On a lark, I tossed on even more charcoal, then cut another steak crosswise into 1½-by- 1½-by-4-inch rectangles. I mounted these on steel skewers, 2 per skewer, then salted them rather heavily and let them sit at room temp for 10 minutes. I grilled them on the near-nuclear fire for 1 minute on each side, slid them off the skewers while they were still hot, and rested them for 3 minutes. I sliced them into cubes (again: a great contrast between mahogany exterior and almost rare interior), sprinkled them with balsamic vinegar, ground on some pepper, and served.
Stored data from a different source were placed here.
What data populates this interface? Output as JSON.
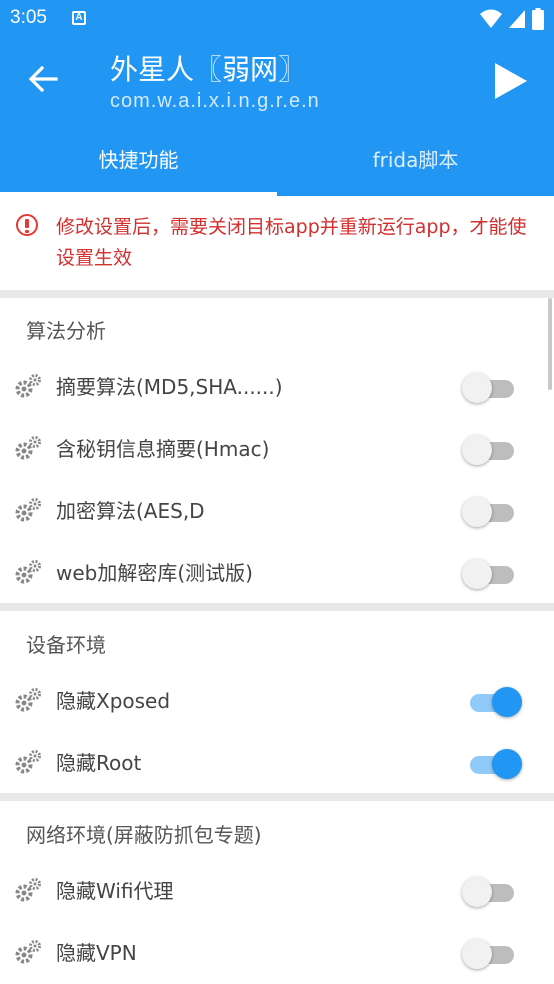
{
  "status_bar": {
    "time": "3:05",
    "notif_letter": "A"
  },
  "app": {
    "title": "外星人〖弱网〗",
    "package": "com.w.a.i.x.i.n.g.r.e.n"
  },
  "tabs": [
    {
      "label": "快捷功能",
      "selected": true
    },
    {
      "label": "frida脚本",
      "selected": false
    }
  ],
  "warning": {
    "text": "修改设置后，需要关闭目标app并重新运行app，才能使设置生效"
  },
  "sections": [
    {
      "title": "算法分析",
      "items": [
        {
          "label": "摘要算法(MD5,SHA......)",
          "enabled": false
        },
        {
          "label": "含秘钥信息摘要(Hmac)",
          "enabled": false
        },
        {
          "label": "加密算法(AES,D",
          "enabled": false
        },
        {
          "label": "web加解密库(测试版)",
          "enabled": false
        }
      ]
    },
    {
      "title": "设备环境",
      "items": [
        {
          "label": "隐藏Xposed",
          "enabled": true
        },
        {
          "label": "隐藏Root",
          "enabled": true
        }
      ]
    },
    {
      "title": "网络环境(屏蔽防抓包专题)",
      "items": [
        {
          "label": "隐藏Wifi代理",
          "enabled": false
        },
        {
          "label": "隐藏VPN",
          "enabled": false
        }
      ]
    }
  ],
  "colors": {
    "primary": "#2196F3",
    "warning": "#d32f2f",
    "switch_on": "#2196F3"
  }
}
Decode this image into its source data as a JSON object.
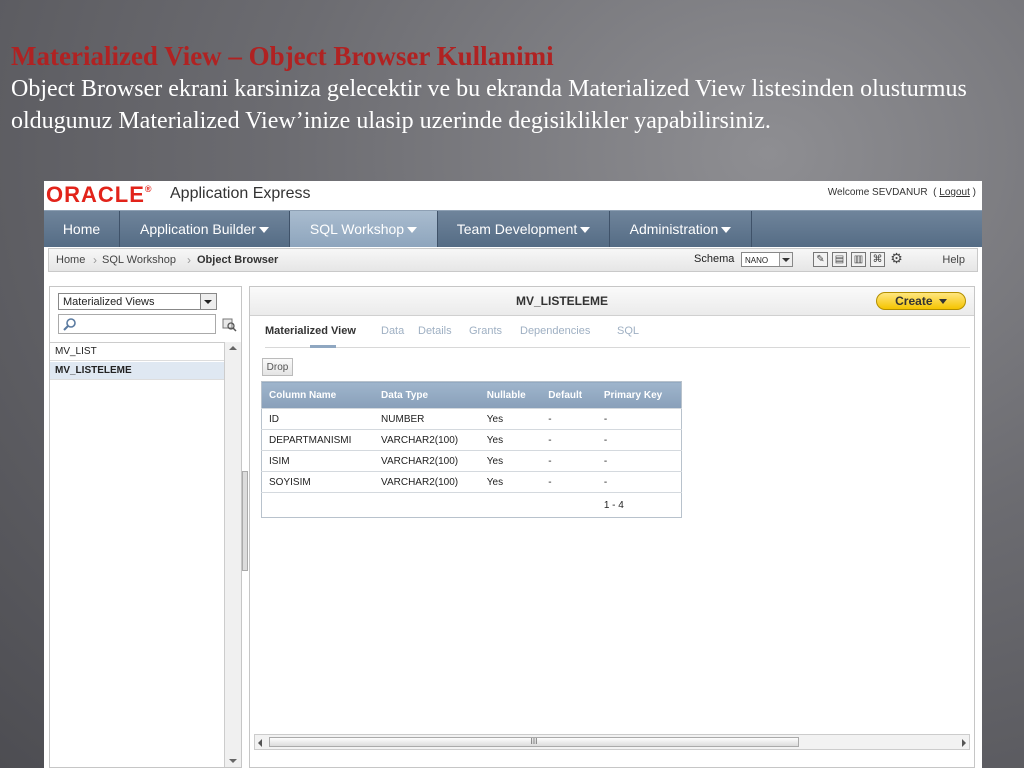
{
  "slide": {
    "title": "Materialized View – Object Browser Kullanimi",
    "body": "Object Browser ekrani karsiniza gelecektir ve bu ekranda Materialized View listesinden olusturmus oldugunuz Materialized View’inize ulasip uzerinde degisiklikler yapabilirsiniz."
  },
  "header": {
    "logo_text": "ORACLE",
    "app_name": "Application Express",
    "welcome": "Welcome SEVDANUR",
    "logout": "Logout"
  },
  "nav": {
    "tabs": [
      {
        "label": "Home"
      },
      {
        "label": "Application Builder"
      },
      {
        "label": "SQL Workshop"
      },
      {
        "label": "Team Development"
      },
      {
        "label": "Administration"
      }
    ]
  },
  "breadcrumb": {
    "items": [
      "Home",
      "SQL Workshop",
      "Object Browser"
    ],
    "schema_label": "Schema",
    "schema_value": "NANO",
    "help": "Help"
  },
  "sidebar": {
    "object_type": "Materialized Views",
    "items": [
      "MV_LIST",
      "MV_LISTELEME"
    ]
  },
  "main": {
    "title": "MV_LISTELEME",
    "create_label": "Create",
    "subtabs": [
      "Materialized View",
      "Data",
      "Details",
      "Grants",
      "Dependencies",
      "SQL"
    ],
    "drop_label": "Drop",
    "columns": [
      "Column Name",
      "Data Type",
      "Nullable",
      "Default",
      "Primary Key"
    ],
    "rows": [
      [
        "ID",
        "NUMBER",
        "Yes",
        "-",
        "-"
      ],
      [
        "DEPARTMANISMI",
        "VARCHAR2(100)",
        "Yes",
        "-",
        "-"
      ],
      [
        "ISIM",
        "VARCHAR2(100)",
        "Yes",
        "-",
        "-"
      ],
      [
        "SOYISIM",
        "VARCHAR2(100)",
        "Yes",
        "-",
        "-"
      ]
    ],
    "pagination": "1 - 4",
    "scroll_grip": "III"
  },
  "colors": {
    "title_red": "#b02222",
    "oracle_red": "#e2231a",
    "nav_blue": "#5f768f",
    "create_yellow": "#f5c400"
  }
}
The tasters devoured these the fastest despite the fact that they had already gorged themselves on the earlier tests. Turns out that the added surface area allowed for more crust development. And that was a good thing.

SO WHAT WAS LEARNED?

 

Ice cubes can be used to gauge the heat at the grate level. Using widely spaced bars, arrange the charcoal so that a standard ice cube melts in 30 seconds; cook your meat for 2 minutes, then rotate 90 degrees and cook for another 2. Flip and repeat. Rest for 5 minutes, slice, and serve. If you like more char, consider the narrow bars and coals that will melt the ice in 20 seconds, then cook 1-1, 1-1. Or you can grab your own bucket of ice and figure out what you like. The next time you grill steaks for company they may chuckle when you start grilling ice, but with practice you’ll be able to hit your desired doneness every time. Finally, all other things being equal, meat on widely spaced, dense grates will cook faster than on small, wiry grates.

 

Despite America’s fascination with hunkin’ hunks of meat, I no longer serve steaks in their whole state. And boy do I have reasons:

• Nine times out of ten, a 12- to 16-ounce steak is too darned much for one person. By slicing a grilled steak, you still get the illusion of “a lot” without plopping half a cow on your plate. Two people can suddenly feel full on what would normally feed one.
• Slices are easier to eat. By controlling the thickness of the slices, you prevent your guest from cutting off more than he or she can comfortably chew. The meat will also seem more tender, regardless of the temperature to which it was cooked.
• Don’t be afraid to cut a steak before you cook it. The kabob experiment taught me that. Also, the 4-by-4-inch blocks used in the test were trimmed of most of their perimeter fat, and that prevented flare-ups.

 

HAMBURGER SUCCESS

 

There are six or seven ground meat options, not counting pork, lamb, and veal. Successful meat cookery depends on knowing the nature of the cut. Ground round and ground sirloin come from the round and sirloin primals, respectively. They’re lean and, if cooked to recommended hamburger temperature, will be overcooked and dry. Chuck comes from the chuck primal. It has a bit of connective tissue and contains about 30 percent fat. When ground, chuck is exceptional for hamburger making. Hamburger or ground beef is made from leftover meat trimmings. That’s likely to include filet and rib—good stuff. So when buying hamburger or ground beef, it’s likely to be better than buying ground round.